Stage Door News

London: Grand Theatre’s losses are offset by insurance purchase before the pandemic

Monday, December 7, 2020

London’s Grand Theatre has registered its first deficit in 21 years.

But the $65,348 lost last season could have been much worse — $504,753 worse — if not for the timely purchase of insurance to guard against performance disruption caused by the illness of a cast member or a pandemic.

And it was the coronavirus pandemic that forced the theatre to close its doors just hours before Emma Donoghue’s Room was to open on March 13.

The performance disruption insurance covered all remaining shows up to June 30. The Grand is waiting for confirmation from the insurance company as to the number of shows from the 2020-2021 season that also will be covered.

“When negotiating our insurance last November, we added performance disruption coverage to our policy, unaware at the time, of what this would mean for us and our ability to financially recover from the COVID-19 shutdown,” said Deb Harvey, the theatre’s executive director, who has helped produced 21 consecutive surpluses.

“It was a pretty good investment of $11,000.”

The Stratford Festival did not have similar insurance and Drayton Entertainment, whose stages include Huron Country Playhouse in Grand Bend, is still negotiating with its insurers.

The Grand’s deficit was announced Monday at the theatre’s annual general meeting, which was held virtually.

The cancellation of Room and the new musical Grow were significant blows to the theatre’s creative team.

Room, based on Donoghue’s award-winning book, was a co-production of the Grand, Covent Garden Productions, which staged an earlier version of the show in the U.K. in 2017, and David Mirvish, who was to stage it at the CAA Theatre in Toronto in April. The second act was rewritten and redesigned for its Canadian premiere.

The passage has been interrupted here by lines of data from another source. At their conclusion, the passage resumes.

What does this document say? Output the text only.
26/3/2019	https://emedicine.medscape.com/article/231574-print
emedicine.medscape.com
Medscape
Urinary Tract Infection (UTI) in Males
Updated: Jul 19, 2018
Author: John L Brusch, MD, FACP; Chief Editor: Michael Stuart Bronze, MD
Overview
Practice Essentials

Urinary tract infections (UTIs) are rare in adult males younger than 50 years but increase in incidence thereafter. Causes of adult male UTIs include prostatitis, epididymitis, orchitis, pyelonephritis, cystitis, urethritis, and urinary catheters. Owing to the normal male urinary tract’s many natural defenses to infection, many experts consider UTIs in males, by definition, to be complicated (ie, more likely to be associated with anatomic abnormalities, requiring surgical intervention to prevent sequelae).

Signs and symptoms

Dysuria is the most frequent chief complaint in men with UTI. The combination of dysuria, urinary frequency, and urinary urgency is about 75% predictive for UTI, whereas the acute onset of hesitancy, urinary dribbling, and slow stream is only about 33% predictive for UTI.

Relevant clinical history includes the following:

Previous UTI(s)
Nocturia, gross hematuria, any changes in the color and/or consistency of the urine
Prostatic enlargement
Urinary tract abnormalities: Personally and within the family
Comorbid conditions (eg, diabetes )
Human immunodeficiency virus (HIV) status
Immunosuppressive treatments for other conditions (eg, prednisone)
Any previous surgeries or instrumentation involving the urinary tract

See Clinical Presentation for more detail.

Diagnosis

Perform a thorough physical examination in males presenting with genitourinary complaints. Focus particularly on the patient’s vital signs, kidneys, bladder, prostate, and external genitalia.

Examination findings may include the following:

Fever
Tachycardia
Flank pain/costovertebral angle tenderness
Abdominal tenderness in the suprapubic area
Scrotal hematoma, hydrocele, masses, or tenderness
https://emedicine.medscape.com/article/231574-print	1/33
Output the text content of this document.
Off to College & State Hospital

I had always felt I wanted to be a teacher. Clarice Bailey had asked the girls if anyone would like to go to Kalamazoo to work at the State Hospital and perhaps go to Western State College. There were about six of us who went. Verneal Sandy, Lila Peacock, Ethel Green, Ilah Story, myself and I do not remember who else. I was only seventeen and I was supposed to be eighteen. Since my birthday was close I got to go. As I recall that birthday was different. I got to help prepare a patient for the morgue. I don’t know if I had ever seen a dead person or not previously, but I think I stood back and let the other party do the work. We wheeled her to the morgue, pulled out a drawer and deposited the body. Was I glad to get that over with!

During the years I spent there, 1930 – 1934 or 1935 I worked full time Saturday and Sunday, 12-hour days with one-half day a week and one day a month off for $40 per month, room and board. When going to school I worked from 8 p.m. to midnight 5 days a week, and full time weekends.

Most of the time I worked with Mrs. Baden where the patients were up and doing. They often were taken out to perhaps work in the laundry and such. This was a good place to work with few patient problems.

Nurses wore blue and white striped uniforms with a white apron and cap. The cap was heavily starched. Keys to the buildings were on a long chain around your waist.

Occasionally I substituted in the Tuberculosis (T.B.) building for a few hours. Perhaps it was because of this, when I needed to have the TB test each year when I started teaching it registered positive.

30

Grow was developed by the Grand through its COMPASS New Play Development program and was to premiere in April. It was chosen earlier this year to participate in the prestigious Goodspeed Festival of New Musicals in East Haddam, Conn., where many Broadway-bound shows are staged.

Both shows were shortlisted for Playwrights Guild of Canada awards.

“Artistically and creatively, there is no question that we were on an amazing trajectory,” said Dennis Garnhum, the Grand’s artistic director, in a news release.

“The most difficult part of these last six months has been the loss of work for our dedicated employees and artists. We are theatre people and by nature that means we are creative, optimistic and resilient and we have much to look forward to in the coming months and years.”

Other highlights of last season include:

  • Attendance dropped to 65,501 from 104,156 the year before, with 79 fewer performances
  • Ticket sales accounted for 45 per cent of earned revenue, contributing $2.7 million, down from $4.3 million the previous year
  • The cancellation of the annual Grand Gala produced a loss of an estimated $270,000 in revenue
  • A $9-million renovation project was launched and is expected to be completed in March
  • Work continued on Trina Davies’s Ambrose Small project, now titled Grand Ghosts. But “after careful consultation with Indigenous artists,” the commission of the proposed show Starlight Tours, about the abuses suffered by Indigenous people at the hands of Saskatoon police, was terminated
  • Chris Jackman ended his term as president and Anita Shah was unanimously approved as the new board president.

Harvey said more than 40 staff members continue to work, mostly from home and some part-time.

“We’re a very collaborative industry and to not be together is a very difficult thing,” she said. “It’s not a good time. We’re the first industry to be shut down and we’ll be the last to come back.”